Using a sample collected from a subject, the subject was tested for RNF213p. detecting whether it has the R4810K polymorphism;
said subject is said RNF213p. Determining that, when having the R4810K polymorphism, after endovascular treatment for occlusion of an intracranial cerebral vessel, there is a high possibility of reocclusion of the vessel that has undergone endovascular treatment;
A method for predicting intracranial cerebral vessel reocclusion, comprising:
The method of claim 1, further comprising selecting an instrument for use in said endovascular treatment based on the likelihood of reocclusion of said intracranial cerebral vessels.
3. The method of claim 1 or 2, wherein said determining comprises determining that the treated vessel is likely to re-occlude earlier than normal after said endovascular treatment.
The method according to claim 3, wherein the period earlier than usual after the endovascular treatment is from when recanalization is recognized by the endovascular treatment to during the endovascular treatment.
The method according to claim 3, wherein the earlier-than-usual period after the endovascular treatment is within two weeks after recanalization is observed by the endovascular treatment.
The RNF213 p. 2. The method of claim 1, wherein the R4810K polymorphism is heterozygous for mutant and wild type.
The method according to claim 1, wherein the sample is blood or saliva.

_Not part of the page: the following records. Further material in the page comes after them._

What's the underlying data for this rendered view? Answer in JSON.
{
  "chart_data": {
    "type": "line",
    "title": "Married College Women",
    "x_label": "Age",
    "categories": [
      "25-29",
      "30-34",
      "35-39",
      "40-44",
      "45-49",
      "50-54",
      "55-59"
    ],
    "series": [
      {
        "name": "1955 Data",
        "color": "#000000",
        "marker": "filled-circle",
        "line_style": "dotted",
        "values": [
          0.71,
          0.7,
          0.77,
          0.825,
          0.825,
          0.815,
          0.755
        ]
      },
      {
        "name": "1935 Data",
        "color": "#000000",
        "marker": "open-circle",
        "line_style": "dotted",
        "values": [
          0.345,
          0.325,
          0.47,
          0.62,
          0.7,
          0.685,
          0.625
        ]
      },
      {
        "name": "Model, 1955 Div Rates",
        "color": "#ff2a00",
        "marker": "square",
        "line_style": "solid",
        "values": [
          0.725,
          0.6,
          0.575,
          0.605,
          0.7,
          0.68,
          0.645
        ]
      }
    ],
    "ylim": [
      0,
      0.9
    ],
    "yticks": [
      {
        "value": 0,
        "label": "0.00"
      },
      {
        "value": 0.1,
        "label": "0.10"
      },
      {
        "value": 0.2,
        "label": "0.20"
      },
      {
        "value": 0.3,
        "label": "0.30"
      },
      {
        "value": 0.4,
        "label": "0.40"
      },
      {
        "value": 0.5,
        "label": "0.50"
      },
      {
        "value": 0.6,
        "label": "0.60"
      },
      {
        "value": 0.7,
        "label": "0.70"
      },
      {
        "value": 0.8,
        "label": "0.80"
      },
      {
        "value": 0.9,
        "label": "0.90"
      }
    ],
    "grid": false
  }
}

The method according to claim 1, wherein the intracranial cerebral blood vessel is the intracranial internal carotid artery or the middle cerebral artery.
The method according to claim 1, wherein the intracranial cerebral vascular occlusion is vascular occlusion due to atherosclerosis.
RNF213p. A kit for determining, based on the presence or absence of the R4810K polymorphism, whether or not there is a high possibility of reocclusion of a blood vessel that has undergone endovascular treatment after endovascular treatment for intracranial cerebral vessel occlusion,
Said RNF213p. A PCR primer pair that amplifies a nucleotide sequence containing a genetic mutation corresponding to the R4810K polymorphism;
Said RNF213p. A first probe that binds to the wild-type base sequence of the R4810K polymorphism and a second probe that binds to the mutant base sequence,
A kit in which the first probe and the second probe are labeled with fluorescent dyes different from each other.
The kit according to claim 10, wherein the PCR primer pair includes a primer having the nucleotide sequence shown by SEQ ID NO:3 and a primer having the nucleotide sequence shown by SEQ ID NO:4.
The kit according to claim 10 or 11, wherein the first probe has the base sequence shown by SEQ ID NO:5 and the second probe has the base sequence shown by SEQ ID NO:6.
The kit according to claim 10, further comprising a PCR buffer containing a surfactant and proteinase K.
　RNF213 p. A genetic marker after endovascular treatment for intracranial cerebral vessel occlusion, which consists of the R4810K polymorphism, to determine whether the endovascularly treated vessels are likely to re-occlude.